Do you have performance data that shows an improvement in applications?
I don't know if this makes the code simpler or better in other ways—great if so—but if not, and there's no instance where avoiding that server call is known to be a bottleneck, I wouldn't be inclined to do it personally.
In any case I hope this isn't going to be considered necessary for ntsync to be upstreamed.
Do you have performance data that shows an improvement in applications?
I don't.
I don't know if this makes the code simpler or better in other ways—great if so—but if not, and there's no instance where avoiding that server call is known to be a bottleneck, I wouldn't be inclined to do it personally.

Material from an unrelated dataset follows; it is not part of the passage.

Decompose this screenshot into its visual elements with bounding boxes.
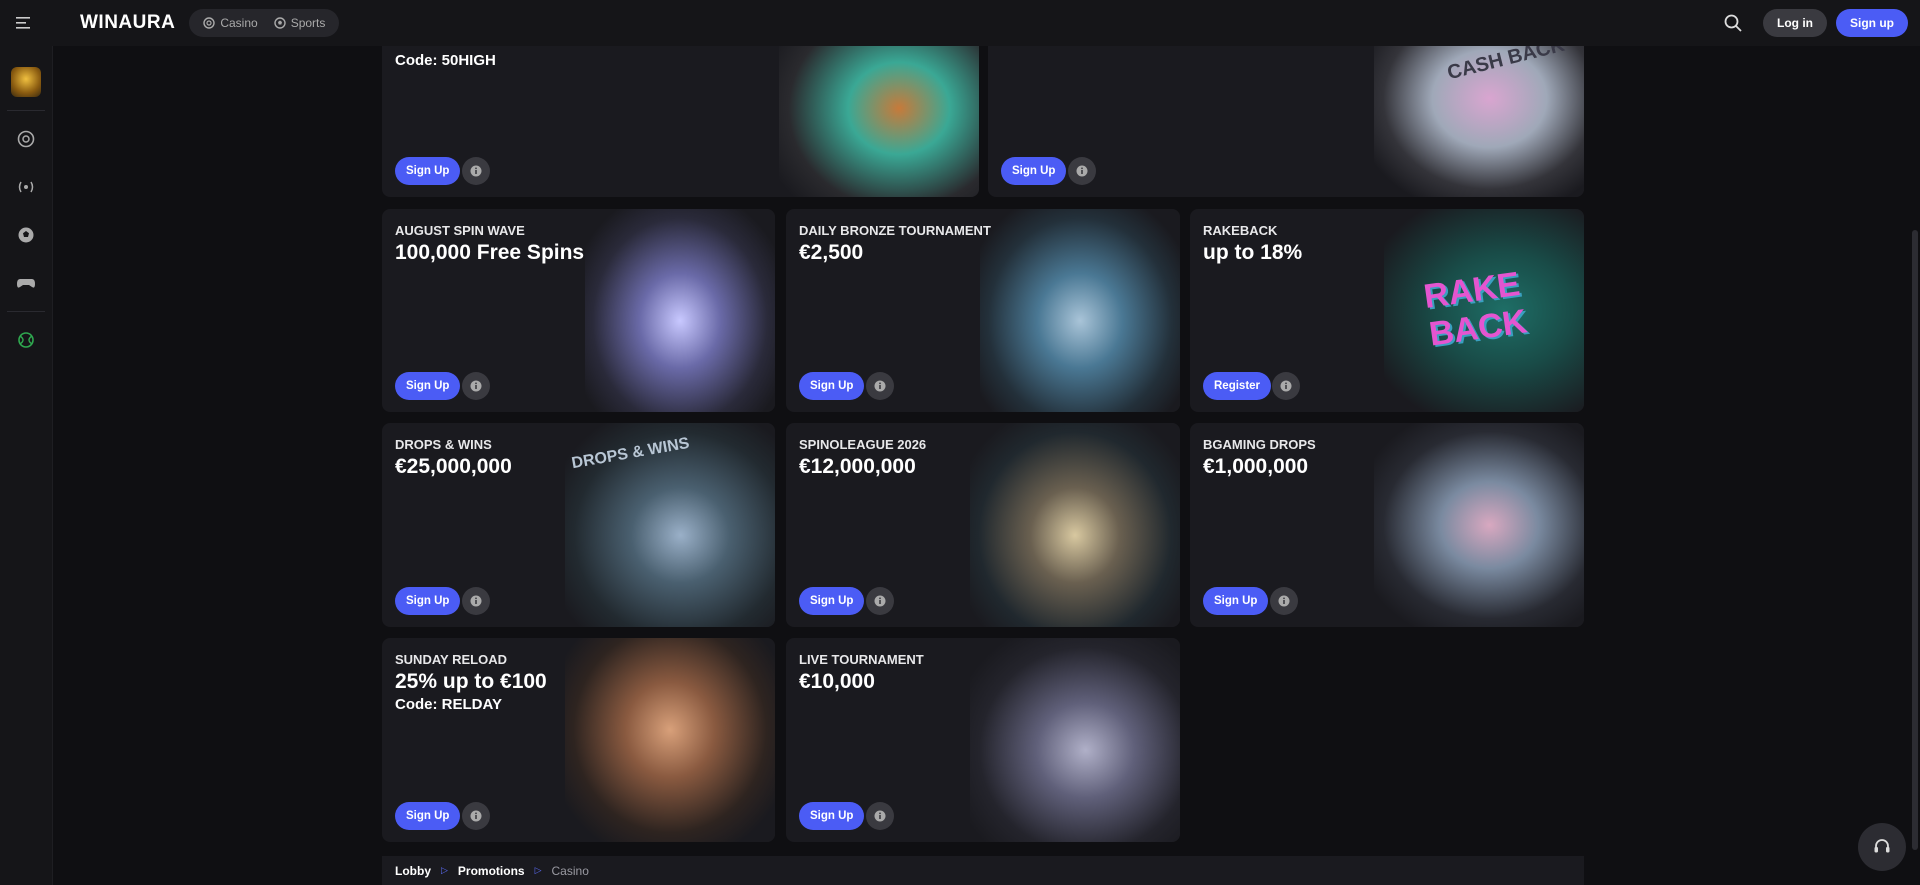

It removes all need for message queue handling in ntdll, and it doesn't have to know about message queues at all. Also removes the extra server requests, including when waiting only on the queue. On the server side it also gets rid of the awkward dual server + inproc queue sync.
It also brings improvements in win32u, with better handling of driver events, and eventually even internal messages. Right know we blindly poll for events, and that could be done only when necessary.
So I think it makes it better.
In any case I hope this isn't going to be considered necessary for ntsync to be upstreamed.
Well I don't know that it is, the other MR has been stalled for a while without much feedback and usually that indicates that something isn't quite right and needs to be tried differently. I can only take guesses and the queue handling in ntdll looks like a possible reason.
So I think it makes it better.
Great, no need for any comment from me then.
In any case I hope this isn't going to be considered necessary for ntsync to be upstreamed.
Well I don't know that it is, or even what is necessary. The other MR has been stalled for a while without much feedback and usually that indicates that something isn't quite right and needs to be tried differently. I can only take guesses and the queue handling in ntdll looks like a possible reason.
Ah yes, if it's necessary in that sense so be it. It would be nice if we could at least have some confirmation of what part of a patch set is distasteful, if any part is...